The second path of dealing with the cognitive dissoances, which is not so beneficial, is to harden yourself and dig in further into the false pretense that you are better than others despite your contradictory behaviors. If persisted in this path can lead to the incredibly sadistic tendencies of Group Five as they start to take their own short-comings, faults and hypocrisies out on others by persecuting them or going on witch hunts. In psychology the classic word for this is “projection.” In other words, “It’s not me, it’s you.” And, the more you try to tell me it is me, the more I am “obliged” to hurt you. Because deep down Group Five wants to do the right thing, this path can be altered, but only if others are willing to help educate Group Five confront their misguided thinking patterns and move into more constructive methods of thinking and acting in ways that don’t create so much cognitive dissonance, or help them feel forgiven for their mistakes.
Though the paths of repentance and forgiveness, or taking it out on others, may make Group Five people feel better, frequently they do not. Then another path may be chosen by Group Five people — the path of self-destruction or abuse. Some examples come rapidly to my mind here such as monks who flagellate themselves for not being “good enough.” Or, I am reminded of the character Javier in the book and highly popular musical Les Miserables. Javier is a law enforcement officer in constant pursuit of Jean Valjean who broke out of a prison camp and is on the run. As Javier pursues Jean Valjean, Javier is constantly confronted with acts of goodness and kindness on the part of Jean Valjean including at one point where Jean Valjean saves Javier’s life. Existing in the black and white world mindset of Group Five, Javier simply cannot reconcile his cognitive dissonance that a “bad guy” like Jean Valjean can do so much good. In fact, Jean Valjean has even done more good than any “good guy” Javier has ever known, including himself. To handle the cognitive (and/or emotional) dissonance Javier constantly feels, he makes a fateful choice and decides to end his life by hanging himself.

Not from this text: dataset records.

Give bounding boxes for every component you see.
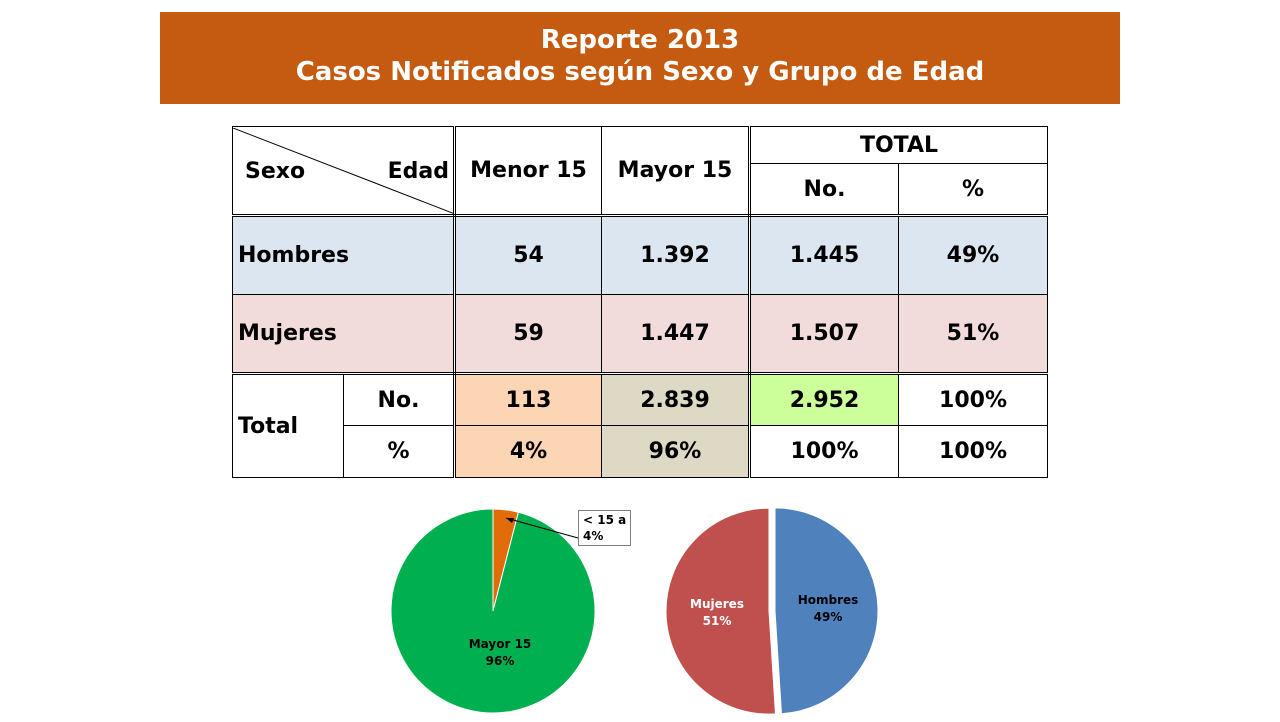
row-label-total-no: No. bbox=[343, 373, 456, 426]
pie-label-hombres: Hombres 49% bbox=[780, 592, 876, 626]
pie-label-mayor-name: Mayor 15 bbox=[468, 637, 532, 651]
cell-pct-total-no: 100% bbox=[749, 425, 899, 478]
cases-table: Sexo Edad Menor 15 Mayor 15 TOTAL No. % … bbox=[232, 126, 1048, 478]
pie-label-menor-value: 4% bbox=[583, 529, 604, 543]
corner-diagonal-line bbox=[233, 127, 452, 213]
row-label-total-pct: % bbox=[343, 425, 456, 478]
cell-hombres-total-no: 1.445 bbox=[749, 215, 899, 295]
cell-mujeres-total-pct: 51% bbox=[898, 294, 1048, 375]
cell-total-mayor-no: 2.839 bbox=[601, 373, 751, 426]
row-label-total: Total bbox=[232, 373, 344, 478]
pie-callout-menor: < 15 a 4% bbox=[578, 510, 632, 546]
pie-label-mayor: Mayor 15 96% bbox=[450, 636, 550, 670]
header-mayor: Mayor 15 bbox=[601, 126, 751, 217]
cell-hombres-menor: 54 bbox=[454, 215, 602, 295]
banner-title-line1: Reporte 2013 bbox=[540, 25, 740, 55]
callout-leader-line bbox=[505, 517, 579, 539]
pie-label-mayor-value: 96% bbox=[485, 654, 515, 668]
table-row: Total No. 113 2.839 2.952 100% bbox=[232, 373, 1048, 478]
cell-pct-total-pct: 100% bbox=[898, 425, 1048, 478]
banner-title-line2: Casos Notificados según Sexo y Grupo de … bbox=[295, 57, 985, 87]
cell-hombres-total-pct: 49% bbox=[898, 215, 1048, 295]
cell-pct-menor: 4% bbox=[454, 425, 602, 478]
pie-slice-mayor-15 bbox=[390, 508, 596, 714]
sex-pie-chart bbox=[662, 504, 884, 718]
cell-mujeres-menor: 59 bbox=[454, 294, 602, 375]
table-row: Mujeres 59 1.447 1.507 51% bbox=[232, 294, 1048, 375]
row-label-mujeres: Mujeres bbox=[232, 294, 456, 375]
pie-label-menor-name: < 15 a bbox=[583, 513, 627, 527]
pie-label-mujeres: Mujeres 51% bbox=[672, 596, 762, 630]
report-banner: Reporte 2013 Casos Notificados según Sex… bbox=[160, 12, 1120, 104]
pie-label-hombres-name: Hombres bbox=[797, 593, 859, 607]
row-label-hombres: Hombres bbox=[232, 215, 456, 295]
pie-slice-mujeres bbox=[665, 507, 776, 715]
pie-label-mujeres-name: Mujeres bbox=[690, 597, 744, 611]
cell-total-total-pct: 100% bbox=[898, 373, 1048, 426]
cell-hombres-mayor: 1.392 bbox=[601, 215, 751, 295]
cell-mujeres-mayor: 1.447 bbox=[601, 294, 751, 375]
corner-col-label: Edad bbox=[387, 158, 449, 184]
age-pie-svg bbox=[390, 508, 596, 714]
table-row: Hombres 54 1.392 1.445 49% bbox=[232, 215, 1048, 295]
corner-row-label: Sexo bbox=[245, 158, 306, 184]
cell-mujeres-total-no: 1.507 bbox=[749, 294, 899, 375]
corner-header-cell: Sexo Edad bbox=[232, 126, 456, 217]
sex-pie-svg bbox=[665, 507, 879, 715]
cell-total-total-no: 2.952 bbox=[749, 373, 899, 426]
pie-label-hombres-value: 49% bbox=[813, 610, 843, 624]
cell-total-menor-no: 113 bbox=[454, 373, 602, 426]
age-pie-chart bbox=[388, 506, 608, 716]
header-total: TOTAL bbox=[749, 126, 1048, 164]
pie-slice-hombres bbox=[774, 507, 879, 715]
pie-label-mujeres-value: 51% bbox=[702, 614, 732, 628]
header-total-no: No. bbox=[749, 163, 899, 217]
table-row: % 4% 96% 100% 100% bbox=[233, 425, 1048, 478]
header-total-pct: % bbox=[898, 163, 1048, 217]
cell-pct-mayor: 96% bbox=[601, 425, 751, 478]
header-menor: Menor 15 bbox=[454, 126, 602, 217]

If Group Five people do not pick the fateful path of suicide, they will continue to try to find ways to handle their cognitive dissonance, which in turn over time starts to teach Group Five people how to handle their frequently conflicting emotions more wisely. True, Group Five members are still a long ways from no longer choosing defense mechanisms such as blame, projection, and denial as a means to protect themselves. But, they are slowly learning how to recognize and cope with the various contradictions of their often hypocritical lives. For the most part they will try to maintain the order, security and prestige they are so invested in. Eventually, however, as Group Five people evolve further up the subplanes of conscious evolution, they learn to let go of black/white, right/wrong, good/bad thinking, feeling, and behaving. For most Group Five people that time to do that is just not now.